I need clarification with groups and system groups, because as far as I know, groups can't login, so the "can't login" particularity of system users does not seem to make sense for groups.

1 Answer 1


There is no inherent difference between system groups and 'normal' groups, just like there is none between system users and regular users. It is by convention that human users are assigned uids from a certain number (e.g. 1000) upwards, whereas system users get uids in a range below that number.

The actual uid number, apart from the special uid 0 which is reserved for root, has no meaning at all and does not convey any privileges.

We distinguish system users and regular users only because they are treated differently.

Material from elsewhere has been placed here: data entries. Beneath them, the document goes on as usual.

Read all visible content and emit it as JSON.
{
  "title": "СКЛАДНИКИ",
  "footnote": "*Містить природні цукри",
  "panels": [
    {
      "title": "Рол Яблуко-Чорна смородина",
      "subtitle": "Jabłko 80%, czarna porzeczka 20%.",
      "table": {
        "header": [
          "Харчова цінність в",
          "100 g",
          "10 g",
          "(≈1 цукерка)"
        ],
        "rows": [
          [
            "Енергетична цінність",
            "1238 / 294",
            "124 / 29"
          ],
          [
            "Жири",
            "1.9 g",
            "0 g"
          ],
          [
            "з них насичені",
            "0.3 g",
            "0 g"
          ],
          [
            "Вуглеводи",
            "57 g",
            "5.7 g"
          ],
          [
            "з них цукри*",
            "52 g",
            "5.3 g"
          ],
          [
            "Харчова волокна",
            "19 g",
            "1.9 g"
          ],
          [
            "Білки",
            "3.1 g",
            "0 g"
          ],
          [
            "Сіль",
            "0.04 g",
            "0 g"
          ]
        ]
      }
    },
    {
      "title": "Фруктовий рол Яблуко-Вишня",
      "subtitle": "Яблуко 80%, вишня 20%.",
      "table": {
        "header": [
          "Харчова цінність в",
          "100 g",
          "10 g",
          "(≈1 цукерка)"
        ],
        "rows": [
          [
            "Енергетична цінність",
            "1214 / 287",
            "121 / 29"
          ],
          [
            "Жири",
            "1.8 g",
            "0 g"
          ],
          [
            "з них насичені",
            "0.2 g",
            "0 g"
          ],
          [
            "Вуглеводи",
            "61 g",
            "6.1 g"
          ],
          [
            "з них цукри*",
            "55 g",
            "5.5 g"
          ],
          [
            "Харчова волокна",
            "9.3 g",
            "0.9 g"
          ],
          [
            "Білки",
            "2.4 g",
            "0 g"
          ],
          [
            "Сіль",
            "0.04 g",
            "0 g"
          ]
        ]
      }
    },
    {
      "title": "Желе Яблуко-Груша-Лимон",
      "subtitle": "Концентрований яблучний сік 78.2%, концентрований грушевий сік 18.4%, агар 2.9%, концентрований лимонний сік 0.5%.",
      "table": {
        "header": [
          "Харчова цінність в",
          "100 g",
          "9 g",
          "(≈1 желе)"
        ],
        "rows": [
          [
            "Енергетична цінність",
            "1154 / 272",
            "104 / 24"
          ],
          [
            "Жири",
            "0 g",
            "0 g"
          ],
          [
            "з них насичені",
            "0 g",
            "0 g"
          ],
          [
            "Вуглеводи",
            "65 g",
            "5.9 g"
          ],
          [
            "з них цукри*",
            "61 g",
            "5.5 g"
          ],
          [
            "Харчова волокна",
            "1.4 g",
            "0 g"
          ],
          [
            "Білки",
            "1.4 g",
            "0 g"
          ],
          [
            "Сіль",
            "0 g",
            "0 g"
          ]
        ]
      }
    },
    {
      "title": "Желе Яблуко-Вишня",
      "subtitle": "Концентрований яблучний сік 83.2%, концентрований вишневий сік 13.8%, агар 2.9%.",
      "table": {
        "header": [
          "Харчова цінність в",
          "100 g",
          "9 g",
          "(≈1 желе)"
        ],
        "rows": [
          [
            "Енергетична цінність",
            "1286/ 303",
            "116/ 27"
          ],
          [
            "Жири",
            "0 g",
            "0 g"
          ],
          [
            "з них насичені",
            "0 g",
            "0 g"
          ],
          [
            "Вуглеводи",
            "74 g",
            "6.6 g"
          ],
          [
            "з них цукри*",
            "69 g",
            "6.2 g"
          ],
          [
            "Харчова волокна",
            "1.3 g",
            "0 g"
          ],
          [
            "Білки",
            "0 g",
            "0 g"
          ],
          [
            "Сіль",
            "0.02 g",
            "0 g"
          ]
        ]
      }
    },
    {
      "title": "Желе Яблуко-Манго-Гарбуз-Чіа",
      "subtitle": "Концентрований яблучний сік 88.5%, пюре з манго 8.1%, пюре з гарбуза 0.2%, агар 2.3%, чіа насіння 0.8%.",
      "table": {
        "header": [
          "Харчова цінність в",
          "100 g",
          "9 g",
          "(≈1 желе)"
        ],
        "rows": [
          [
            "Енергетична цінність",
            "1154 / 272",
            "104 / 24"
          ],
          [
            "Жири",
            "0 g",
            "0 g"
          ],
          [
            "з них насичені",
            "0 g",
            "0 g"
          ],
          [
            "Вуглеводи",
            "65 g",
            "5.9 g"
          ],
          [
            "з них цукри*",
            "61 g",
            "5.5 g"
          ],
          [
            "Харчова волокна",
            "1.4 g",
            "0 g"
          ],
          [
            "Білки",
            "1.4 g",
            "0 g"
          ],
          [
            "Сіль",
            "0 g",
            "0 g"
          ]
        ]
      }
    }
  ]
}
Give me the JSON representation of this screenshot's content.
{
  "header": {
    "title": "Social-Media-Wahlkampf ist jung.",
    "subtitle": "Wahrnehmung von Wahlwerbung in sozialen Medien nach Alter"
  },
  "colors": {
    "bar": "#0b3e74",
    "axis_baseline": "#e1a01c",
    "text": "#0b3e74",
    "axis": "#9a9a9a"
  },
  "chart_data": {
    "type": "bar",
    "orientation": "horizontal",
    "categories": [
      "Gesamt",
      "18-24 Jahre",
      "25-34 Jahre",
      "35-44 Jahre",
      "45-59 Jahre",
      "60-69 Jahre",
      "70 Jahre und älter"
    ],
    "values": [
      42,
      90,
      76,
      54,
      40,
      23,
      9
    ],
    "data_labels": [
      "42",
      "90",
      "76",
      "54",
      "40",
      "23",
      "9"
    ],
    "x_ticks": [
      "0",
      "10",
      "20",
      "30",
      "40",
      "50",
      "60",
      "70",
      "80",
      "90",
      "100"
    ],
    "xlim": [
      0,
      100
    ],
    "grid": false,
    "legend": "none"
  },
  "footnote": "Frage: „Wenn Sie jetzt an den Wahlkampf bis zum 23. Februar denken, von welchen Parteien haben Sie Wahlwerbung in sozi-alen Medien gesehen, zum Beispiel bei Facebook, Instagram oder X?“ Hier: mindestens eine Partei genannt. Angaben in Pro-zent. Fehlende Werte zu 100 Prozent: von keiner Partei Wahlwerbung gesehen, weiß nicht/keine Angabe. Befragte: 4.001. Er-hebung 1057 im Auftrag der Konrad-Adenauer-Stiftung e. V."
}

For instance, there is no point in displaying system users in a graphical login manager. Also, most system users don't need a login shell or home directory, whereas human users (normally) do.

The --system option of the adduser command is no more than a convenience for the administrator, as it presets a number of options to sensible values for a 'system account'. In fact, the whole adduser command is a convenience wrapper around (lower level commands like useradd and groupadd, which are wrappers around) essentially just editing /etc/passwd and /etc/group.

  • So, for my need to create a group of human users there is no difference (but the id number) if I create this group with MIN_GID<gid<MAX_GID or MIN_SYSTEM_GID<gid<MAX_SYSTEM_GID? whatever I use --system and/or --gid ? I am puzzled by the buggy man: adduser --group (w/o --system) or addgroup (w/o --system) will add a user group. A GID will be choosen from the range specified for system GIDS in the configuration file. I checked but the gid is 1002 ???
    – useful
    Commented Sep 15, 2014 at 9:54
  • @useful The man page isn't great and indeed it (technically) wouldn't matter in what range the gid is, but since you are creating a group for human users I'd stick with convention and not make it a system group (nor explicitly assign a gid, but let the system pick it).
    – zwets
    Commented Sep 15, 2014 at 10:18
  • Thanks Zwets. I created it with --gid 29999 to keep my further users+usergroups have the same uid/gid.
    – useful
    Commented Sep 15, 2014 at 10:33
  • 3
    When you create a system user, by the fault the command doesn't create a home folder and its terminal is set to /bin/false, whereas for normal users these defaults doesn't apply.